The 80-foot-long work is on the Madison Concourse level of Grand Central Madison, the 700,000-square-foot, $11.1 billion Long Island Rail Road terminal, set to open in December. The terminal is the Metropolitan Transportation Authority’s largest project yet.

At a time of increased concerns over safety, and with subway ridership still recovering, some may question the M.T.A. spending money on art, though the art program’s cost, $1.4 million, is only .01 percent of the terminal’s total budget.

Thematically, Smith’s works all reference nature, with a particular nod to the flora and fauna of Long Island — the wild turkeys depicted in her mosaic “The Spring” are poised to become a commuter favorite — and the digital and photographic works all depict some aspect of city life, in all its bustling and eccentric glory.

Kusama added that she recalls taking the subway all over New York, especially to the library, museums and the theater.

Public transit was also the setting for at least one of her groundbreaking “happenings,” as public art interventions were called.

“I once had a nude happening at a subway station,” Kusama said, referring to the last iteration of her “Anatomic Explosions” series, in November 1968. “The police came immediately, so it was only a few minutes and I left with the dancers, but that was a spectacle.”

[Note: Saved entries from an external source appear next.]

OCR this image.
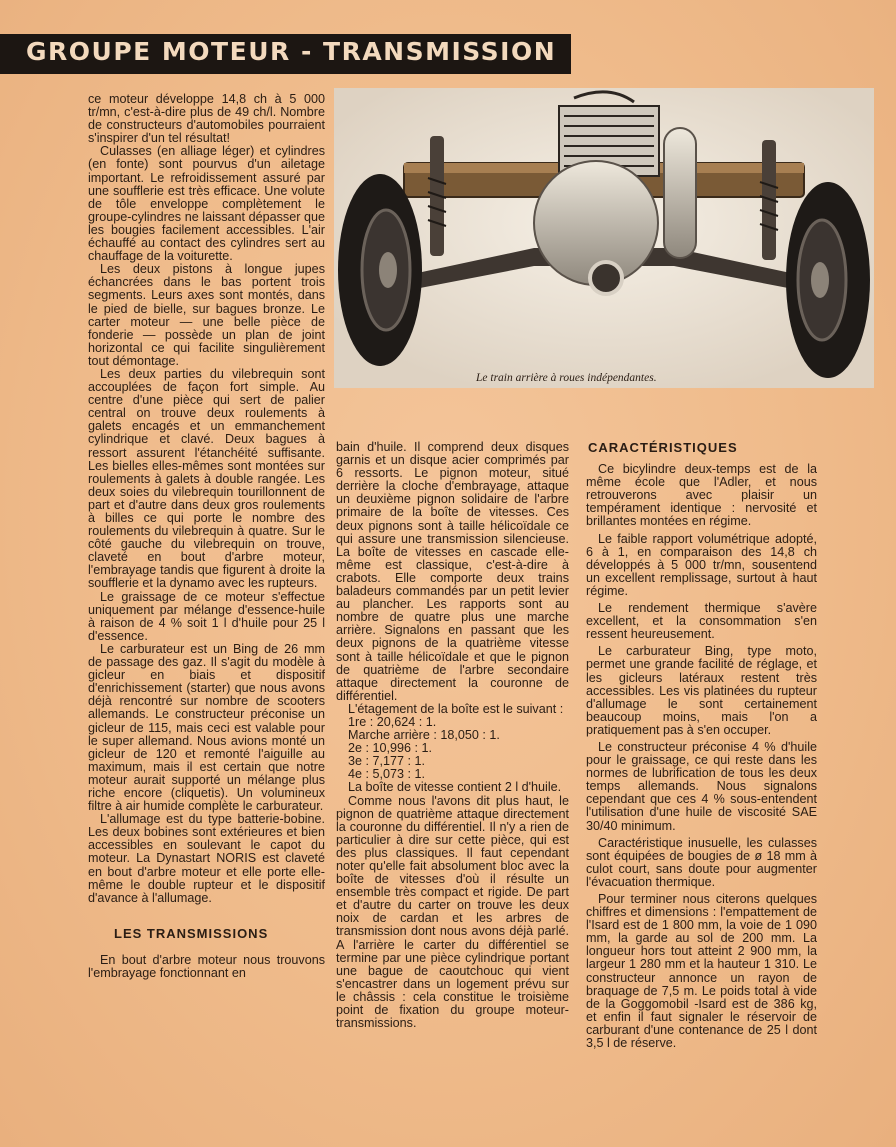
GROUPE MOTEUR - TRANSMISSION

ce moteur développe 14,8 ch à 5 000 tr/mn, c'est-à-dire plus de 49 ch/l. Nombre de constructeurs d'automobiles pourraient s'inspirer d'un tel résultat!

Culasses (en alliage léger) et cylindres (en fonte) sont pourvus d'un ailetage important. Le refroidissement assuré par une soufflerie est très efficace. Une volute de tôle enveloppe complètement le groupe-cylindres ne laissant dépasser que les bougies facilement accessibles. L'air échauffé au contact des cylindres sert au chauffage de la voiturette.

Les deux pistons à longue jupes échancrées dans le bas portent trois segments. Leurs axes sont montés, dans le pied de bielle, sur bagues bronze. Le carter moteur — une belle pièce de fonderie — possède un plan de joint horizontal ce qui facilite singulièrement tout démontage.

Les deux parties du vilebrequin sont accouplées de façon fort simple. Au centre d'une pièce qui sert de palier central on trouve deux roulements à galets encagés et un emmanchement cylindrique et clavé. Deux bagues à ressort assurent l'étanchéité suffisante. Les bielles elles-mêmes sont montées sur roulements à galets à double rangée. Les deux soies du vilebrequin tourillonnent de part et d'autre dans deux gros roulements à billes ce qui porte le nombre des roulements du vilebrequin à quatre. Sur le côté gauche du vilebrequin on trouve, claveté en bout d'arbre moteur, l'embrayage tandis que figurent à droite la soufflerie et la dynamo avec les rupteurs.

Le graissage de ce moteur s'effectue uniquement par mélange d'essence-huile à raison de 4 % soit 1 l d'huile pour 25 l d'essence.

Le carburateur est un Bing de 26 mm de passage des gaz. Il s'agit du modèle à gicleur en biais et dispositif d'enrichissement (starter) que nous avons déjà rencontré sur nombre de scooters allemands. Le constructeur préconise un gicleur de 115, mais ceci est valable pour le super allemand. Nous avions monté un gicleur de 120 et remonté l'aiguille au maximum, mais il est certain que notre moteur aurait supporté un mélange plus riche encore (cliquetis). Un volumineux filtre à air humide complète le carburateur.

L'allumage est du type batterie-bobine. Les deux bobines sont extérieures et bien accessibles en soulevant le capot du moteur. La Dynastart NORIS est claveté en bout d'arbre moteur et elle porte elle-même le double rupteur et le dispositif d'avance à l'allumage.

LES TRANSMISSIONS

En bout d'arbre moteur nous trouvons l'embrayage fonctionnant en

Le train arrière à roues indépendantes.

bain d'huile. Il comprend deux disques garnis et un disque acier comprimés par 6 ressorts. Le pignon moteur, situé derrière la cloche d'embrayage, attaque un deuxième pignon solidaire de l'arbre primaire de la boîte de vitesses. Ces deux pignons sont à taille hélicoïdale ce qui assure une transmission silencieuse. La boîte de vitesses en cascade elle-même est classique, c'est-à-dire à crabots. Elle comporte deux trains baladeurs commandés par un petit levier au plancher. Les rapports sont au nombre de quatre plus une marche arrière. Signalons en passant que les deux pignons de la quatrième vitesse sont à taille hélicoïdale et que le pignon de quatrième de l'arbre secondaire attaque directement la couronne de différentiel.

L'étagement de la boîte est le suivant :

1re : 20,624 : 1.

Marche arrière : 18,050 : 1.

2e : 10,996 : 1.

3e : 7,177 : 1.

4e : 5,073 : 1.

La boîte de vitesse contient 2 l d'huile.

Comme nous l'avons dit plus haut, le pignon de quatrième attaque directement la couronne du différentiel. Il n'y a rien de particulier à dire sur cette pièce, qui est des plus classiques. Il faut cependant noter qu'elle fait absolument bloc avec la boîte de vitesses d'où il résulte un ensemble très compact et rigide. De part et d'autre du carter on trouve les deux noix de cardan et les arbres de transmission dont nous avons déjà parlé. A l'arrière le carter du différentiel se termine par une pièce cylindrique portant une bague de caoutchouc qui vient s'encastrer dans un logement prévu sur le châssis : cela constitue le troisième point de fixation du groupe moteur-transmissions.

CARACTÉRISTIQUES

Ce bicylindre deux-temps est de la même école que l'Adler, et nous retrouverons avec plaisir un tempérament identique : nervosité et brillantes montées en régime.

Le faible rapport volumétrique adopté, 6 à 1, en comparaison des 14,8 ch développés à 5 000 tr/mn, sousentend un excellent remplissage, surtout à haut régime.

Le rendement thermique s'avère excellent, et la consommation s'en ressent heureusement.

Le carburateur Bing, type moto, permet une grande facilité de réglage, et les gicleurs latéraux restent très accessibles. Les vis platinées du rupteur d'allumage le sont certainement beaucoup moins, mais l'on a pratiquement pas à s'en occuper.

Le constructeur préconise 4 % d'huile pour le graissage, ce qui reste dans les normes de lubrification de tous les deux temps allemands. Nous signalons cependant que ces 4 % sous-entendent l'utilisation d'une huile de viscosité SAE 30/40 minimum.

Caractéristique inusuelle, les culasses sont équipées de bougies de ø 18 mm à culot court, sans doute pour augmenter l'évacuation thermique.

Pour terminer nous citerons quelques chiffres et dimensions : l'empattement de l'Isard est de 1 800 mm, la voie de 1 090 mm, la garde au sol de 200 mm. La longueur hors tout atteint 2 900 mm, la largeur 1 280 mm et la hauteur 1 310. Le constructeur annonce un rayon de braquage de 7,5 m. Le poids total à vide de la Goggomobil -Isard est de 386 kg, et enfin il faut signaler le réservoir de carburant d'une contenance de 25 l dont 3,5 l de réserve.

A committee of arts professionals and transit authority staffers picked Smith and Kusama in 2020, after a call for portfolios. “It was a highly competitive process,” said Sandra Bloodworth, the director of M.T.A. Arts & Design. There were seven finalists, and the women who were chosen made proposals that were very close to the finished designs. In the past, both artists have made much more provocative and button-pushing works than their Grand Central Madison pieces, which Bloodworth said reflected a savvy approach on their parts.

“Artists are smart,” she said. “When they come into the public realm, they’re aware of what works in that environment.”

“I wanted to do something that reflects the environment in which these images appear,” Pfeiffer said.

He described the result, photographed in a studio, as a cross between a fashion shoot and a still life work.

“I use my commission to amplify his performance,” Pfeiffer said of Hartfield. “It was a collaboration with him.”

The locals are more animated in Barcia-Colombo’s five-channel video work, “Platform,” featuring 40 New Yorkers moving in slow motion. He put out a casting call on social media for some of the participants, and found others on the street.

“We’ve been so isolated in the pandemic,” Barcia-Colombo said. “This is about being in a crowd again.”

Barcia-Colombo added that a digital component was a good complement to the medium of mosaics, New York’s traditional go-to for public transit art.

“Digital art is the future of public art,” he said. “All these stations have screens in them. It’s an entry point for people.”